I’m about to be 31, and I’m at a bit of a crossroads. I’ve been dating someone whom I love very much for about a year. He’s great, we crack each other up, we spend lots of time together, and everything rocks, except he’s got really different standards of hygiene than me. Like leaves food out for days and spits constantly but won’t wash the sink out, and it’s got spit and food, and it’s my own personal nightmare. At my place he’ll abide by some of my preferences; at his place it’s a nasty free-for-all. There’s other cleanliness stuff that is way worse that I don’t want to mention in case he reads this and identifies himself. I want him to move in with me, but if he keeps up his habits, I don’t think I can handle it, I also don’t know if he wants to move in with me, which is another issue.
I’m feeling a lot of pressure (along with my personal desire) to get married. Pressure from family and friends, of course, but it is something I want. Living together seems like the obvious next step, and this is someone I love, not just a timeline situation. My question is whether or not I’m making excuses. Do I have a weird block against my own happiness? Am I using my fear of living in squalor as a barrier to asking him to move in? If I’m ready for marriage, should I seek out an equally not-gross person, and do they even exist? I feel like this is one of those things where I set a standard that can’t be met. (Sure, I’ve dated great guys that weren’t messy, but they weren’t this person I love; the love is much more encompassing in this relationship.) Whenever I’ve talked to him about his habits, he’ll say he’ll do his best to change, or he’ll tell me to get over it in a playful way and be like you’re bossy. I’m not bossy, I want a partner who is into the same level of cleanliness as me, I want to get married and I don’t want to alienate the person I love. I want to marry this man, I want him to move in with me, and I want him to not be the level of gross he currently lives at. Is this asking too much?
You’re not asking for too much at all, and you are setting yourself up for a miserable home life if you cuff yourself to Pigpen. Your preference for a clean home is in no way a standard that can’t be met. Who told you that? If you’ve been dating for a year and he still shows no interest in living by your standards, then really there’s nothing that can be done. I know what you’re thinking, but you cannot change him. You’re in love, but eventually you will resent him for his sickening way of living and for basically treating you like a maid.
You mentioned something that you wish to keep private, and to that I will say that this guy does not respect you, and he is not supporting your future. If he would risk your livelihood like that while STILL leaving loogies in the sink (for you to clean up), then I just can’t see how this guy is husband material. I’m sure he’s a good boyfriend, but I just don’t get the sense that his guy is interested in creating a life with you. Also, you should not have to beg anyone to abide by the rules of your home.
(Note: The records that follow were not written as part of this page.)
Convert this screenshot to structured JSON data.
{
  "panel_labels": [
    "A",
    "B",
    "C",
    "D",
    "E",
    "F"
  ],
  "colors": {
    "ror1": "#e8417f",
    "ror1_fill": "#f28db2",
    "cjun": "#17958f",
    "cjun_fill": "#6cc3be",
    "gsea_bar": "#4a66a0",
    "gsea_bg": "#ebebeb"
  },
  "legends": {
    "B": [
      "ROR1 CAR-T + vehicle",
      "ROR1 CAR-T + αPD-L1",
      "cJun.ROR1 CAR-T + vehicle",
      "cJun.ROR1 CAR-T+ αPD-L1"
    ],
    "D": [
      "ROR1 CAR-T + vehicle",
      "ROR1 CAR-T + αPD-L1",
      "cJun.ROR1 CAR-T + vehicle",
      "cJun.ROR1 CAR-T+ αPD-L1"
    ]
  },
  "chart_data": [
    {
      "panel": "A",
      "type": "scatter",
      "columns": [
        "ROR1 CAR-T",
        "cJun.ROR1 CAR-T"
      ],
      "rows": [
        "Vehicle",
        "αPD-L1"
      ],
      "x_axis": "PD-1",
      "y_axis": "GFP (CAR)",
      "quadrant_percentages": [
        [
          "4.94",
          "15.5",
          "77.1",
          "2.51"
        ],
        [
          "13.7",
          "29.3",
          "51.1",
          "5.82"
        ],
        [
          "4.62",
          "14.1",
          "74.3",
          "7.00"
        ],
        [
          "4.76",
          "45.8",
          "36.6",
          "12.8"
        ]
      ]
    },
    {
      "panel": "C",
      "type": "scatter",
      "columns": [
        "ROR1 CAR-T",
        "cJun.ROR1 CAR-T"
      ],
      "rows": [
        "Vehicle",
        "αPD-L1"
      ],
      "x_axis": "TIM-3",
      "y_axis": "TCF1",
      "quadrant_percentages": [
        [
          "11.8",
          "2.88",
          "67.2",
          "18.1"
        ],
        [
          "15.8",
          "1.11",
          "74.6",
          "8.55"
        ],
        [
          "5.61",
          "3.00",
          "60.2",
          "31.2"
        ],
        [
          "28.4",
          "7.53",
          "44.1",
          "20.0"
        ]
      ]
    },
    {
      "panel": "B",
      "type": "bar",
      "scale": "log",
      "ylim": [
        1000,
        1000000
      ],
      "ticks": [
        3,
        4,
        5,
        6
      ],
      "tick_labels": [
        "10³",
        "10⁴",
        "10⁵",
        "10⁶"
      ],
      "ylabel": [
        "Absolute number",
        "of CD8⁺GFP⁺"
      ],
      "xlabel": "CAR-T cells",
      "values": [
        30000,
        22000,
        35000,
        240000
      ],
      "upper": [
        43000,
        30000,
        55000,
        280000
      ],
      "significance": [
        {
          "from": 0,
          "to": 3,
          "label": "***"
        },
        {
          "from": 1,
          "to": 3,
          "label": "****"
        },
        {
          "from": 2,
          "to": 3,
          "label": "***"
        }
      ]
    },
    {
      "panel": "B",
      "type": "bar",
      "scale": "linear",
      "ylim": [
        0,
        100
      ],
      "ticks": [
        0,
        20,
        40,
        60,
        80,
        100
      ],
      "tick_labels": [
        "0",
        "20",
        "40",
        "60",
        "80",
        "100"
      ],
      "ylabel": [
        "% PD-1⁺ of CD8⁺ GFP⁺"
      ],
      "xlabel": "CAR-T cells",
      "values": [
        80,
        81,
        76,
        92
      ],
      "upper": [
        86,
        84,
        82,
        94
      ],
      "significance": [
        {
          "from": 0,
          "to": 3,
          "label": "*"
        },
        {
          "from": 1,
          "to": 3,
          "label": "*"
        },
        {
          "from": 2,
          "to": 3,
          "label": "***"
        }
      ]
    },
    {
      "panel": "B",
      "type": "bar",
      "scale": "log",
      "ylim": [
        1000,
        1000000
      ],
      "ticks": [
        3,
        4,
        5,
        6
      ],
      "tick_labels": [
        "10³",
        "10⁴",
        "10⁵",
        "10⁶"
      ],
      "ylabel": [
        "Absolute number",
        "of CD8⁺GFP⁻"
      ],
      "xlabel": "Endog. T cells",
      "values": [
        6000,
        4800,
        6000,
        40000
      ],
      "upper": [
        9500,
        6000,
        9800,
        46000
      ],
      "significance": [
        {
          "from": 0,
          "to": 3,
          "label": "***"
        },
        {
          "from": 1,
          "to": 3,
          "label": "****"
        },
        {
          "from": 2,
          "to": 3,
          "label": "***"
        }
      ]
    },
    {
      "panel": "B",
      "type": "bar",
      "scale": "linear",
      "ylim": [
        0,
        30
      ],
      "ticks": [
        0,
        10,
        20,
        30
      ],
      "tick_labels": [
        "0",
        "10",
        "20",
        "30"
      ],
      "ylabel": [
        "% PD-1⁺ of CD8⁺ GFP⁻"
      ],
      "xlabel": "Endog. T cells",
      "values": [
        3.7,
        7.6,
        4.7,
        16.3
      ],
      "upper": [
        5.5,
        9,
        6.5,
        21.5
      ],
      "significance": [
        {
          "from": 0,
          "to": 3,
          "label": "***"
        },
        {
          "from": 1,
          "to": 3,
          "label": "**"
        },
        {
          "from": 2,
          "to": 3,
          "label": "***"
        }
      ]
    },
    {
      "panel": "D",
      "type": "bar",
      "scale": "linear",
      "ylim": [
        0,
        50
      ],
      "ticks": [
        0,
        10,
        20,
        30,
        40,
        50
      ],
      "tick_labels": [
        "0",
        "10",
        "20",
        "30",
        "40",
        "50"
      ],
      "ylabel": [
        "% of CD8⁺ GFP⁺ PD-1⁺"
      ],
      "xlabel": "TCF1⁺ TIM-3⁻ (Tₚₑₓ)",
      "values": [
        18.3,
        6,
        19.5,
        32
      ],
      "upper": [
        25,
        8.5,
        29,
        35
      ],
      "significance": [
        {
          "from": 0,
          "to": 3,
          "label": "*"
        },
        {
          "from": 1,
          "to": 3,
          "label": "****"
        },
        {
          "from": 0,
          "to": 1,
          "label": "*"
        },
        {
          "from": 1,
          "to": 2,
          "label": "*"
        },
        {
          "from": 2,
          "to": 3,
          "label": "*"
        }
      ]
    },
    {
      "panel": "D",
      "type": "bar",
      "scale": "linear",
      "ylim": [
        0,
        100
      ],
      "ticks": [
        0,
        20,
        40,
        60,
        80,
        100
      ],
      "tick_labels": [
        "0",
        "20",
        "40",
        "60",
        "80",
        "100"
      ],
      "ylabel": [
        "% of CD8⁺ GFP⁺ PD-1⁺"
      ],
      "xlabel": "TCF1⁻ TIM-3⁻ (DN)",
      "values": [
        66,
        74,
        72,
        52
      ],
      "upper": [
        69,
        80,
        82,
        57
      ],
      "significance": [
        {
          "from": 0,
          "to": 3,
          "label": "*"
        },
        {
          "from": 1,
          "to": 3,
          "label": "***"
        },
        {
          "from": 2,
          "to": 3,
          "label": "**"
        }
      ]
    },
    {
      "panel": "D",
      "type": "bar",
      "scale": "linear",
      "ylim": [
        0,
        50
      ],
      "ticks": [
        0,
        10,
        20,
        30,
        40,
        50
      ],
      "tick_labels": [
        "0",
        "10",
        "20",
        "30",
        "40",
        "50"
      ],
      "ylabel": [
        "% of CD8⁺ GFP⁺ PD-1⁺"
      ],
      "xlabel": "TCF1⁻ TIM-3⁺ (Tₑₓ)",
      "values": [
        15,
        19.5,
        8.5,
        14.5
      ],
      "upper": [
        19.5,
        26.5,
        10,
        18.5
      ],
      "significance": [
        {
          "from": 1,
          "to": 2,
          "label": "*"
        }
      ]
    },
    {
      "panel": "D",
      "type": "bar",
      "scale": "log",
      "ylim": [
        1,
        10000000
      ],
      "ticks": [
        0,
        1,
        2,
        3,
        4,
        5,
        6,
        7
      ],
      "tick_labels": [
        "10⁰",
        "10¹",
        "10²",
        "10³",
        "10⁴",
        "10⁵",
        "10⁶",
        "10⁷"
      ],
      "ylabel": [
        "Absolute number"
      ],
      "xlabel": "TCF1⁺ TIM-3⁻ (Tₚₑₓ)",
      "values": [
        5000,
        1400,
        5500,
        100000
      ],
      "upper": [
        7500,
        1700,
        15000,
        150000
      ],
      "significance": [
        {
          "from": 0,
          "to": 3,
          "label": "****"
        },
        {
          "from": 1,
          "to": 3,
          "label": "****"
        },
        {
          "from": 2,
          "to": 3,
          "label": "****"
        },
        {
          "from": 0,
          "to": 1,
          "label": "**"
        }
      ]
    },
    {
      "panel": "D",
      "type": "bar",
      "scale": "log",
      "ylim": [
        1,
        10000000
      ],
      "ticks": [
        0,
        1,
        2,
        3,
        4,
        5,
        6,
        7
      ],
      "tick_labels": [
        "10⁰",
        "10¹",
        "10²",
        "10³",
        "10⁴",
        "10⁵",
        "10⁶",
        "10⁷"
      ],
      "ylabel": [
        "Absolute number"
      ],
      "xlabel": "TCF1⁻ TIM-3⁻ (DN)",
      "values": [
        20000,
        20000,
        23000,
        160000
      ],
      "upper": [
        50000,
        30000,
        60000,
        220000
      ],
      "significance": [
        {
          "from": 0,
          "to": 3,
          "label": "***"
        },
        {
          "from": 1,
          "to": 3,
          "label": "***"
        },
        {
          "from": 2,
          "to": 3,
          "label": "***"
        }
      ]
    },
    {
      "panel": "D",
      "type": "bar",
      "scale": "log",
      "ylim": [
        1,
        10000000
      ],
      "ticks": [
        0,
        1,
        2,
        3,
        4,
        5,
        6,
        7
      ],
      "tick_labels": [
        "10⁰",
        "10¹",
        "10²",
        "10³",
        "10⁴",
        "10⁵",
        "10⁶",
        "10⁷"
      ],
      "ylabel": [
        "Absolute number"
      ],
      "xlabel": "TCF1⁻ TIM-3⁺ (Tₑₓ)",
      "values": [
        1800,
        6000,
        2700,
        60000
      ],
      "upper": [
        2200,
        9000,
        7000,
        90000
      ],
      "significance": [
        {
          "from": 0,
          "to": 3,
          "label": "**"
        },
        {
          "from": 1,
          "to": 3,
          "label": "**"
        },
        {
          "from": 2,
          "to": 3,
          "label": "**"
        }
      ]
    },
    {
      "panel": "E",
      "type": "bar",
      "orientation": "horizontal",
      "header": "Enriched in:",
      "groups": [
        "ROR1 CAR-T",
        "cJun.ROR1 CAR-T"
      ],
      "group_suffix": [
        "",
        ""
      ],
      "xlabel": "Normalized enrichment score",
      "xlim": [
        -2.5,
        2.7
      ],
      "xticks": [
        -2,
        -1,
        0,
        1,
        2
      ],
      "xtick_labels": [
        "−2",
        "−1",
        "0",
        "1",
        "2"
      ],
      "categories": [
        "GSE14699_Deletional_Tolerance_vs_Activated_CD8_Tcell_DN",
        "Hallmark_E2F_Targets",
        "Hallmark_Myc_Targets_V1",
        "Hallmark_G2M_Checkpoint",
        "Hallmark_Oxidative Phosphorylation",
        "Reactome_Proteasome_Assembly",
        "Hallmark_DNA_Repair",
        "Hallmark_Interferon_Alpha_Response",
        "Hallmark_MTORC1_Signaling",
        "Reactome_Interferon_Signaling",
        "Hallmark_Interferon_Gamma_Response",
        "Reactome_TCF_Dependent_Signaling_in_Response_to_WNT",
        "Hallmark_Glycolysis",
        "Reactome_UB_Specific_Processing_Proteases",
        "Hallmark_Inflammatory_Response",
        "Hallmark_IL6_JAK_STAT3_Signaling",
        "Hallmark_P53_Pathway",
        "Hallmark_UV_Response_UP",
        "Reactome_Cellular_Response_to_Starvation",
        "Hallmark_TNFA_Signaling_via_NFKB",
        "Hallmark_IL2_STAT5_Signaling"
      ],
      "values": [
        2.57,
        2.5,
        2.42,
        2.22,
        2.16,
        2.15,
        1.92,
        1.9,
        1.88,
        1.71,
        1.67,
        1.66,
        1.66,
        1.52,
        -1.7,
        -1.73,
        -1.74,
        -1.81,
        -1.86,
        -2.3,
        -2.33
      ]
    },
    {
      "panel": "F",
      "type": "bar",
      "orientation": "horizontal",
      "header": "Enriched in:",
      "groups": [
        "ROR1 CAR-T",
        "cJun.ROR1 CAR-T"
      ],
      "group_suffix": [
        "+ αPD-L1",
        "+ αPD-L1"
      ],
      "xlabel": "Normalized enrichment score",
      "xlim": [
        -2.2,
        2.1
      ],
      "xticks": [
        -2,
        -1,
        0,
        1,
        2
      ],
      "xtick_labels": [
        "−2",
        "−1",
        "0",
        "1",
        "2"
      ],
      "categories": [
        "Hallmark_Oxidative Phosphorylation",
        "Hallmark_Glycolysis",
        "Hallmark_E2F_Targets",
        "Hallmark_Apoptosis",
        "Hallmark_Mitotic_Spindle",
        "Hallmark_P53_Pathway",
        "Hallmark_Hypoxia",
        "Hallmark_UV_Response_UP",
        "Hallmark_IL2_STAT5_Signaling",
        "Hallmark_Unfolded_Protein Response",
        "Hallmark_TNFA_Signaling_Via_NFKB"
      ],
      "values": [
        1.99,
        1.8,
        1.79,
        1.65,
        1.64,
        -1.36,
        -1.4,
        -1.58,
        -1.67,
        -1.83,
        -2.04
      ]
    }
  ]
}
You should be happy with who you are—a young, unmarried person in love with a slob who is absolutely not husband material. You’re really trying to fit a square peg into a round hole, friend. You mention love so much that it’s a bit disconcerting, and you really need to come back down to Earth for a moment and think practically about what a marriage and household with this person would be like for you. You seem so eager to play house that perhaps you haven’t looked at this commitment from a grounded, realistic perspective, and your loved ones encouraging you down the aisle is not helping. No one seems to have your best interests at heart here, so you need to be that for yourself right now. Love yourself more than a wedding band. You have a bright future, but maybe not with this guy.